Lawmakers cut the state Department of Education’s testing budget from $42 million to $22 million and reduced the total number of hours students can spend on standardized tests.

Minnesota districts, like many around the nation, indeed had experienced “test creep.’’ As they were challenged to be more accountable and improve student learning, they imposed more exams — on top of those required by state and federal rules. So reining in the number of assessments, in favor of fewer, more meaningful exams, makes sense.

However, there are questions about the way the new law addresses the issue. Eliminating the universal ACT, for example, was not the best choice. That exam is among those that are useful to students and educators in multiple ways. The new law says districts must offer the ACT only for students who ask for it.

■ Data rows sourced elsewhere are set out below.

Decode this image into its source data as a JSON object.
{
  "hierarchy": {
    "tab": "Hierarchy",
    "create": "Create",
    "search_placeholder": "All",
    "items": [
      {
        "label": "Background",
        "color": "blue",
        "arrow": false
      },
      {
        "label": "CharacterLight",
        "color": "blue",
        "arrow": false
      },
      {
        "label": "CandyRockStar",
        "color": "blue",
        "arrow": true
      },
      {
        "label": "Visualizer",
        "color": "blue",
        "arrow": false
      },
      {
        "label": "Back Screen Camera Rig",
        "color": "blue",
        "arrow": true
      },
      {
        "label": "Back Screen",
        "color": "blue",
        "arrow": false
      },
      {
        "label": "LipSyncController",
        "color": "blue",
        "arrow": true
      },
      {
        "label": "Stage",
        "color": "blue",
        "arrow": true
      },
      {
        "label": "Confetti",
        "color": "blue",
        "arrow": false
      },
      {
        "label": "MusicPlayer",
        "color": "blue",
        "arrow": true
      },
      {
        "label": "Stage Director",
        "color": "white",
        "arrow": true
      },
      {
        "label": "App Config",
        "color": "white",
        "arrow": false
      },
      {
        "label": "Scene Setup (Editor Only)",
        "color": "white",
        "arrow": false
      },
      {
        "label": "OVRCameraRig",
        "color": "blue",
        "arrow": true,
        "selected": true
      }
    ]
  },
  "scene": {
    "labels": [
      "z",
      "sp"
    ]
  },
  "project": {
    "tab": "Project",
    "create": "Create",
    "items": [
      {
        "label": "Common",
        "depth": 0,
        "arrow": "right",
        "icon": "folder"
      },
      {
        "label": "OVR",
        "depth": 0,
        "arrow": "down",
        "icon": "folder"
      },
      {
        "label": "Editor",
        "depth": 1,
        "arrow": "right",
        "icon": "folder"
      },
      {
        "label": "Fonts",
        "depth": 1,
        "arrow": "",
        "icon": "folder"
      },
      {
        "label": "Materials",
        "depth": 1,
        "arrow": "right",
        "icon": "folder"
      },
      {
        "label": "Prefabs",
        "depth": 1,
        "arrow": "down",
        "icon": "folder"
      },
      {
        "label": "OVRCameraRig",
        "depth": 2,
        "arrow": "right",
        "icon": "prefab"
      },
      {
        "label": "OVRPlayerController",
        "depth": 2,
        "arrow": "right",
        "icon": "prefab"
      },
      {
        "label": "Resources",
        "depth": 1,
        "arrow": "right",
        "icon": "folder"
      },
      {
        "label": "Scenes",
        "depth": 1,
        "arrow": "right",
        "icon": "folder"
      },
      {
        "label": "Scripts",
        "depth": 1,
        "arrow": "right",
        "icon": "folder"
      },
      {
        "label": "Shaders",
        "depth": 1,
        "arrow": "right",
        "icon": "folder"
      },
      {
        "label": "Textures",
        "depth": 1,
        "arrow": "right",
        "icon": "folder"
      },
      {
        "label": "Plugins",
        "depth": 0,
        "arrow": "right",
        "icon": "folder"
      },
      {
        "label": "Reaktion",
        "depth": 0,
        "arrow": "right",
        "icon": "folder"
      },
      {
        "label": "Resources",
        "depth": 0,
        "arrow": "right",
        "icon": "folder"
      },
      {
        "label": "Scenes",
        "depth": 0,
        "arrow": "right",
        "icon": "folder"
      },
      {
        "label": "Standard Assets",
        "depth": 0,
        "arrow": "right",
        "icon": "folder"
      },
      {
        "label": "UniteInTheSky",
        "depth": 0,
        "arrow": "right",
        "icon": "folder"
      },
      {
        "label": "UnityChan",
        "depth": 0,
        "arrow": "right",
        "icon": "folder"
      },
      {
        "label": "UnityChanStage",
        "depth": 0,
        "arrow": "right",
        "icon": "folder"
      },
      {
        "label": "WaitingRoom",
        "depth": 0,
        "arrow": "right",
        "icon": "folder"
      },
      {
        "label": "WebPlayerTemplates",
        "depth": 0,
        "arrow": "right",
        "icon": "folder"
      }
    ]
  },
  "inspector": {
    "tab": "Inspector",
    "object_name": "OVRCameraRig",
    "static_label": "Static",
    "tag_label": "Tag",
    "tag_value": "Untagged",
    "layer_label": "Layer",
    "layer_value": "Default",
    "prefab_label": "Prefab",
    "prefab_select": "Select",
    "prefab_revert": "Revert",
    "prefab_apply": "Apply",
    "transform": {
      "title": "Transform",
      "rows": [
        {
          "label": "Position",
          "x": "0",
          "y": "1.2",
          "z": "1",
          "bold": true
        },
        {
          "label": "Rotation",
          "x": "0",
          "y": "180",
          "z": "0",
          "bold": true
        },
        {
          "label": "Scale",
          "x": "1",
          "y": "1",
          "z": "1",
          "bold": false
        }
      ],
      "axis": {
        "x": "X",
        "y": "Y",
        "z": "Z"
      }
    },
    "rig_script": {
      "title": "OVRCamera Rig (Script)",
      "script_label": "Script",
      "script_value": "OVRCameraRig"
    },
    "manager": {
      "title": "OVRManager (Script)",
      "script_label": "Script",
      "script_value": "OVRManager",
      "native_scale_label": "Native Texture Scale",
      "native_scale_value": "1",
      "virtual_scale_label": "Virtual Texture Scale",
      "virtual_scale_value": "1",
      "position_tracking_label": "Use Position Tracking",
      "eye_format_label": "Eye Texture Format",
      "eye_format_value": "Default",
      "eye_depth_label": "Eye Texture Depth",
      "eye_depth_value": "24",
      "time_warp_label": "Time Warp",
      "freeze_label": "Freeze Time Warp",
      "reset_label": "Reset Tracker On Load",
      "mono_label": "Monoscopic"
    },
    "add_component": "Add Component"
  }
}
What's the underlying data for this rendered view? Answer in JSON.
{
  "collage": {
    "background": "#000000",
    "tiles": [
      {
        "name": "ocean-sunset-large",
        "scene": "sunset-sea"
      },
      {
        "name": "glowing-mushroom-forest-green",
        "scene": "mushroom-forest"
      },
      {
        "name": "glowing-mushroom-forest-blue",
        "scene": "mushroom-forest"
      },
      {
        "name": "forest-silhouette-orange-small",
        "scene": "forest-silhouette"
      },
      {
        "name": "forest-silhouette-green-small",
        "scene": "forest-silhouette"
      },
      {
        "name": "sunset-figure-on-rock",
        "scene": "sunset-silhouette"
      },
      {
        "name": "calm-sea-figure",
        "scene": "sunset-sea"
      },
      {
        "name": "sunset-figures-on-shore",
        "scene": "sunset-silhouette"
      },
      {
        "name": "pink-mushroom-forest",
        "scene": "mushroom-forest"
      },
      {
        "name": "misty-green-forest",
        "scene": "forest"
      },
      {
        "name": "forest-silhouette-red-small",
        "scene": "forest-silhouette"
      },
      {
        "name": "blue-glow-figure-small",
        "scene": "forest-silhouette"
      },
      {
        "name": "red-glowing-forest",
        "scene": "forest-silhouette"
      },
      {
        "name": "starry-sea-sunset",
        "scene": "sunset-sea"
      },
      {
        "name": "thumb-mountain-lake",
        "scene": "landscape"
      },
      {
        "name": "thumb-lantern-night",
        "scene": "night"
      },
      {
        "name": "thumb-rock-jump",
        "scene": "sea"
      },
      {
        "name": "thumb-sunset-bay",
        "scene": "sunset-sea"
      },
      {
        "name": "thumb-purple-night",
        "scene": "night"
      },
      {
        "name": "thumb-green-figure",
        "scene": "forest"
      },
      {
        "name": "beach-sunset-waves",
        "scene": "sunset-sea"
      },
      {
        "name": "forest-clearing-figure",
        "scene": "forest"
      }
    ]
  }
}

And it’s unclear whether the $3 million the state allocated will cover that cost.

Even before Minnesota required the ACT and offered aid, some local districts began to offer it to all juniors. Research from other states shows the benefits. Making the ACT or SAT available to all teens increases the number of kids who start thinking about career options earlier, and who apply for college or other postsecondary options.

Access to the test is also a matter of equity. Requiring the tests can open opportunities for lower-income students who might not have considered the exam because of its $54 cost and for those who could benefit from being encouraged to explore postsecondary education of some sort.

Under the new law, students are limited to no more than 10-11 hours of test-taking annually unless school boards and teachers agree to do more. The law also adds a high school writing test, which seems contrary to the goal of test reduction.

Some statute provisions were added in the waning days of the session and came as a surprise to districts and even education department officials. Lawmakers should consider revisiting testing rules next year.